Failure to Assess, Monitor, and Report Surgical Site Infection
Penalty
Summary
The facility failed to ensure that a resident received necessary medical attention and comprehensive assessment following a change in her left hip surgical incision. After undergoing surgery for a left subtrochanteric femur fracture, the resident's incision was initially documented as healing well, with no drainage or pain. However, after staple removal, there were periods where no documentation was made regarding the incision, and when changes such as redness, purulent drainage, and tenderness were observed, these were not promptly reported to the provider. Nursing staff did not consistently assess, monitor, or document the condition of the surgical site, despite orders for daily dressing changes and assessments. When signs of infection, including purulent drainage, erythema, and pain, were noted, there was a lack of timely communication with the provider. Nursing assistants reported changes to the nursing staff, but these concerns were not documented or escalated as required. The provider was not notified immediately when infection indicators appeared, and documentation of assessments and interventions was inconsistent.

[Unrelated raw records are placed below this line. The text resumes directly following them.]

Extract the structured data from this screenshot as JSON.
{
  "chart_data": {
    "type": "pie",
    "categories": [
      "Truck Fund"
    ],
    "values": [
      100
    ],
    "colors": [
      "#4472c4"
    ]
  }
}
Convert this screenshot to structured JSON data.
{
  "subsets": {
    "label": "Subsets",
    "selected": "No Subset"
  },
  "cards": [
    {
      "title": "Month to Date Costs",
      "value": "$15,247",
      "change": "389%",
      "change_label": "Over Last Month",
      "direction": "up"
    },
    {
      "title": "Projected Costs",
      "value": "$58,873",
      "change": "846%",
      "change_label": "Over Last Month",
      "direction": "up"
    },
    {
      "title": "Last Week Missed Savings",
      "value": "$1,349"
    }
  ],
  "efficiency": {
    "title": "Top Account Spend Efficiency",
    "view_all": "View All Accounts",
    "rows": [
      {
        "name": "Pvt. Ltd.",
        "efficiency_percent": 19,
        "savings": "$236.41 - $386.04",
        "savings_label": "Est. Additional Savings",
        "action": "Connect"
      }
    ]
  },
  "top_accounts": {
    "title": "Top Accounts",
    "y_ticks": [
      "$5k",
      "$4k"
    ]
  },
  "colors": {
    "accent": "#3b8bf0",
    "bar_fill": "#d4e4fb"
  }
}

Interviews with staff confirmed that the expected protocol was not followed, and that the provider should have been contacted as soon as infection was suspected. As a result of these failures, the resident developed a post-surgical abscess and sepsis, requiring hospitalization, surgery, and the insertion of a PICC line for IV antibiotics. The hospital records indicated that the infection had progressed significantly by the time of transfer, and staff interviews acknowledged that earlier recognition and intervention could have prevented the escalation. Facility policies required daily assessment and documentation of wounds, as well as prompt provider notification for signs of infection, but these were not adhered to in this case.